A chicken and biscuit casserole is made by taking shredded cooked chicken and combining it with seasonings, a sauce and vegetables. Cover the mixture with a biscuit crust, and bake in the oven for 40 minutes or until the biscuits are cooked.
In a skillet, melt 1/4 cup of butter over medium heat. Sauté two cloves of minced garlic and 1/2 cup each of chopped celery, carrots and onion until tender. Mix in 1/2 cup of flour, 2 teaspoons of white sugar, 1 teaspoon each of salt and dried basil and 1/2 teaspoon of pepper. Stir in 4 cups of chicken broth, and bring the mixture to a boil. Stirring constantly, boil one minute, and then reduce heat. Add in one 10-ounce can of peas and 4 cups of diced or shredded cooked chicken, and transfer the mixture to a baking dish.

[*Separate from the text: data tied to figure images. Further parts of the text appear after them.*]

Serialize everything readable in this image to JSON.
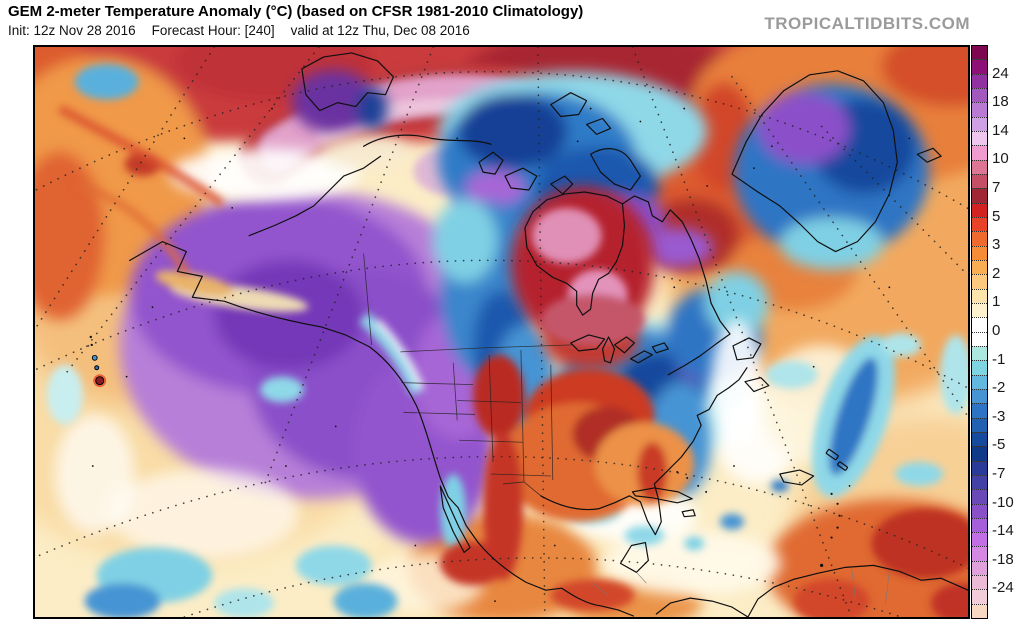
{
  "header": {
    "title": "GEM 2-meter Temperature Anomaly (°C) (based on CFSR 1981-2010 Climatology)",
    "init": "Init: 12z Nov 28 2016",
    "forecast_hour": "Forecast Hour: [240]",
    "valid": "valid at 12z Thu, Dec 08 2016",
    "brand": "TROPICALTIDBITS.COM",
    "brand_color": "#9b9b9b"
  },
  "colorbar": {
    "labels": [
      "24",
      "18",
      "14",
      "10",
      "7",
      "5",
      "3",
      "2",
      "1",
      "0",
      "-1",
      "-2",
      "-3",
      "-5",
      "-7",
      "-10",
      "-14",
      "-18",
      "-24"
    ],
    "cells_per_label_interval": 2,
    "cell_colors_top_to_bottom": [
      "#7e0650",
      "#8c1076",
      "#9232a2",
      "#a258bc",
      "#b87ad2",
      "#d0a0e4",
      "#eec6ee",
      "#f09cd0",
      "#dd7695",
      "#c64f68",
      "#a02834",
      "#d22222",
      "#e84228",
      "#ef6a2e",
      "#f48d36",
      "#f9ae54",
      "#fcc97e",
      "#fde3ac",
      "#fdf2cd",
      "#ffffff",
      "#ffffff",
      "#ace8e0",
      "#7fd4e2",
      "#62b8de",
      "#4694d4",
      "#2e74c4",
      "#2061b2",
      "#164a9c",
      "#0f3a8a",
      "#2a3a98",
      "#4340a6",
      "#6a4ab6",
      "#8a50c8",
      "#a75eda",
      "#c26ee4",
      "#d488e4",
      "#e0a0dc",
      "#ecbad6",
      "#f2ccd8",
      "#f8d9c4"
    ]
  }
}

In a medium bowl, combine 2 cups of buttermilk baking mix with 2 teaspoons of dried basil and 2/3 cup of milk. Stir the mixture until a soft dough forms, and create six to eight balls. Flatten each ball of dough, and place on top of the chicken mixture in the baking pan. Bake at 350 degrees Fahrenheit for 30 minutes. Cover with foil, and bake for an additional 10 minutes. Serve hot.